Altered aortic geometry and wall properties in Marfan patients had detectable hemodynamic effects in 30% of our Marfan cohort at known predilection sites for aortic dissection. Indeed, Marfan syndrome is characterized by great variety in phenotypical penetrance. Interestingly, the finding of abnormally directed hemodynamics5,6 in the proximal descending aorta was confirmed by the comparison methodology used here. This finding did not correlate with any aortic diameter or blood pressure characteristics, so this parameter may be an new independent indicator for localized aortic disease. Potentially, the abnormal hemodynamics in the proximal descending aorta are a consequence of abnormal aortic pulse wave velocity, shape or motion, which remains to be investigated.

Conclusion

In this study we investigated abnormal hemodynamics in a cohort of Marfan patients by comparison with healthy subjects. We found that the incidence of abnormal elevated and directed hemodynamics was 30% of the cohort. Abnormalities in velocity and WSS magnitude mostly related to aortic diameters and blood pressure, whereas no relations with these characteristics were found for abnormally directed velocity and WSS. Altered hemodynamics were localized at predilection sites for aortic dissection in Marfan patients.

Acknowledgements

No acknowledgement found.

References

1. van Ooij, P. et al. Characterization of Abnormal Wall Shear Stress Using 4D Flow MRI in Human Bicuspid Aortopathy. Ann. Biomed. Eng. 43, 1385–1397 (2015). 2. van Ooij, P. et al. Fully quantitative mapping of abnormal aortic velocity and wall shear stress direction in patients with bicuspid aortic valves and repaired coarctation using 4D flow CMR. J Cardiovasc Magn Reson Accepted December 15th (2020). 3. Farag, E. S. et al. Aortic valve stenosis and aortic diameters determine the extent of increased wall shear stress in bicuspid aortic valve disease. J. Magn. Reson. Imaging 48, 522–530 (2018). 4. van Ooij, P. et al.
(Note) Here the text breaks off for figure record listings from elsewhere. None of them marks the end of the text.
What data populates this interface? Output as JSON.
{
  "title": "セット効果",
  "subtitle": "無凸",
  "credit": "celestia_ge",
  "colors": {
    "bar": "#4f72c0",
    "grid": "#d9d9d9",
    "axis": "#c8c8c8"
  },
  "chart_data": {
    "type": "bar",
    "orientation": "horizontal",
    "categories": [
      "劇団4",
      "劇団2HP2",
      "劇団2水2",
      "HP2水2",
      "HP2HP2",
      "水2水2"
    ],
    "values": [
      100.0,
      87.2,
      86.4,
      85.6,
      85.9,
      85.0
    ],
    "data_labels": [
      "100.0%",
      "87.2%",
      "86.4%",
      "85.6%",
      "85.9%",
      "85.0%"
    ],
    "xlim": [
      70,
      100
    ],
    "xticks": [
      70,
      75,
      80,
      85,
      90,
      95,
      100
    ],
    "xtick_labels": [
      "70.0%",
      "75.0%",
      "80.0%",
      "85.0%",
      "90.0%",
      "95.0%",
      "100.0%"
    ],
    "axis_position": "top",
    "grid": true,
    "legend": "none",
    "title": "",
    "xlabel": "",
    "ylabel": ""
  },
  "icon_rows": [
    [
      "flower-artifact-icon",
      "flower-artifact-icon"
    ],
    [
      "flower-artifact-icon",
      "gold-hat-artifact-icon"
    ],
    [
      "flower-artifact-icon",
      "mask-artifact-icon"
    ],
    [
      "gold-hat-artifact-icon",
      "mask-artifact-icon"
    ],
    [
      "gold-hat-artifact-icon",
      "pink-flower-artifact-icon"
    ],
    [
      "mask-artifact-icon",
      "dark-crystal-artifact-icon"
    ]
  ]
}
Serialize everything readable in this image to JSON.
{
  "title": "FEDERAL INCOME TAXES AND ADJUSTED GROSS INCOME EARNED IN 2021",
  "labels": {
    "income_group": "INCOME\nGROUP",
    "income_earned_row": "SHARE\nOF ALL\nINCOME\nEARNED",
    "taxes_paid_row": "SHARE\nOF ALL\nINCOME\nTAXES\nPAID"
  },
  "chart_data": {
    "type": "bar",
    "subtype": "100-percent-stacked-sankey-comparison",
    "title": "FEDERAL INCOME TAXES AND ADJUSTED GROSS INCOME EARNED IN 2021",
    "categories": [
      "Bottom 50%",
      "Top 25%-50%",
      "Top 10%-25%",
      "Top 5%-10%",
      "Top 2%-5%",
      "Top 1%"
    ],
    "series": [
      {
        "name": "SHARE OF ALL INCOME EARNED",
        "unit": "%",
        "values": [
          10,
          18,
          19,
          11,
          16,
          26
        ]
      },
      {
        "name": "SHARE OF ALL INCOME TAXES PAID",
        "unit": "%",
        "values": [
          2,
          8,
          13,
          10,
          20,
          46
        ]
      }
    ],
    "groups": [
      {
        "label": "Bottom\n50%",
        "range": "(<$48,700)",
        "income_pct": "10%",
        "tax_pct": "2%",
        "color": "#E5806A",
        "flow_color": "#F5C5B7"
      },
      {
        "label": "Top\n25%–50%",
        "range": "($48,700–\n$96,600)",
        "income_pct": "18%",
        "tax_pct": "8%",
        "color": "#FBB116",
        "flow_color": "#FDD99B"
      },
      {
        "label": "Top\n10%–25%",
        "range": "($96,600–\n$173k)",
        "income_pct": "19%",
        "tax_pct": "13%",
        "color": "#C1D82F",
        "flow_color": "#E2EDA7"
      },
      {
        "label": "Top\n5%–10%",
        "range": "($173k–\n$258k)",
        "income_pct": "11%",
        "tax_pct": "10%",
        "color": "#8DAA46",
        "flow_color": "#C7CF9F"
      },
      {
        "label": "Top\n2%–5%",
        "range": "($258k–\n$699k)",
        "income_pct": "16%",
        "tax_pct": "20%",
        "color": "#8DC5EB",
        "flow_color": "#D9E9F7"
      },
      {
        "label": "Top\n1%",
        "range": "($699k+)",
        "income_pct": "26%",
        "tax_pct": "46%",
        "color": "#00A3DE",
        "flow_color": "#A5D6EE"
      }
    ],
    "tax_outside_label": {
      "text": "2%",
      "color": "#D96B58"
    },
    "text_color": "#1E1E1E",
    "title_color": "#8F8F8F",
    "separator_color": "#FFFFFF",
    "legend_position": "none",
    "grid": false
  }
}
A methodology to detect abnormal relative wall shear stress on the full surface of the thoracic aorta using four-dimensional flow MRI. Magn. Reson. Med. 73, 1216–1227 (2015). 5. van der Palen, R. L. F. et al. Altered aortic 3D hemodynamics and geometry in pediatric Marfan syndrome patients. J. Cardiovasc. Magn. Reson. 19, 30 (2017). 6. Geiger, J. et al. Longitudinal Evaluation of Aortic Hemodynamics in Marfan Syndrome: New Insights from a 4D Flow Cardiovascular Magnetic Resonance Multi-Year Follow-Up Study. J. Cardiovasc. Magn. Reson. 19, 33 (2017).